5.3. Shared Data/Model Repository#

We host several popular ML datasets and models on the Kempner HPC cluster. This approach reduces the need for multiple transfers of the same data/model by researchers and provides a central, read-only repository for all Kempner Institute users to access for their ML workflows. Only the admin team has write access, but users can submit requests for popular data/models. After a careful review, we may place a copy in the shared data/model repository.

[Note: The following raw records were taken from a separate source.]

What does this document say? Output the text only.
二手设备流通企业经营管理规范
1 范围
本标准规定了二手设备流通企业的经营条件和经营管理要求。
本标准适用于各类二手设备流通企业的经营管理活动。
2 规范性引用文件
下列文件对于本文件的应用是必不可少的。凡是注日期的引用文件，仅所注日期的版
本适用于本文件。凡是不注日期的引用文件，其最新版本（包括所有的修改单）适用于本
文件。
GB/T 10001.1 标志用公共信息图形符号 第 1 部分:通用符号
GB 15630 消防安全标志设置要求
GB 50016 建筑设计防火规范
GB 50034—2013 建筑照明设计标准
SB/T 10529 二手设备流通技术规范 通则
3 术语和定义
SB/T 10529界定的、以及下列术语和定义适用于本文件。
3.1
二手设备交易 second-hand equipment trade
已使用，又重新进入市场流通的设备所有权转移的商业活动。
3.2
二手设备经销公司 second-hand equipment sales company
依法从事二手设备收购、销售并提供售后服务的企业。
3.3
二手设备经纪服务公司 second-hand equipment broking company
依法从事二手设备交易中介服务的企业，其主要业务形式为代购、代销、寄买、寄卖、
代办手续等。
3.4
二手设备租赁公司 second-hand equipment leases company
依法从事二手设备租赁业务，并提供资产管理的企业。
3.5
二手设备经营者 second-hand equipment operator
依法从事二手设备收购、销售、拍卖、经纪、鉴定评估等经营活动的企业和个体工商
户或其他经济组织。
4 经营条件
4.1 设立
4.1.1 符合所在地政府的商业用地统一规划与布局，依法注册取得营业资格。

The current path on the cluster is:

DATA_PATH=/n/holylfs06/LABS/kempner_shared/Lab/data
MODEL_PATH=/n/holylfs06/LABS/kempner_shared/Lab/models

Note

We will develop a web interface later for data and model discovery.

5.3.1. The current list of ML models#

  • CodeLlama

    • Path: $MODEL_PATH/models--codellama--CodeLlama-7b-hf (see on HuggingFace)

      • Size: 16 G


  • EleutherAI

    • Path: $MODEL_PATH/models--EleutherAI--pythia-160m-deduped (see on HuggingFace

      • Size: 435 M

    • Path: $MODEL_PATH/models--EleutherAI--pythia-70m-deduped (see on HuggingFace

      • Size: 195 M


  • OpenAI

    • Path: $MODEL_PATH/models--gpt2 (see on HuggingFace)

      • Size: 4.5 M


  • Google

    • Path: $MODEL_PATH/models--t5-base (see on HuggingFace)

      • Size: 3.4 M

5.3.2. The current list of ML datasets#

  • c4_original

    • Path: $DATA_PATH/c4_original

      • Subfolders:

        • preprocessed (434 M)

        • raw (157 G)

      • Description: The original version of the “Colossal Clean Crawled Corpus” (C4) dataset, designed for training natural language processing models.


  • dolma

    • Path: $DATA_PATH/dolma

      • Subfolders:

        • preprocessed (6.8 T)

        • raw (5.9 T)

      • Description: Dolma is a dataset of 3 trillion tokens from a diverse mix of web content, academic publications, code, books, and encyclopedic materials.


  • imagenet_winter21_whole

    • Path: $DATA_PATH/imagenet_winter21_whole

      • Subfolders:

        • winter21_whole.tar.gz (1.3 T)

      • Description: An updated version of the ImageNet dataset, containing a wide variety of annotated images for visual object recognition, collected during the winter of 2021.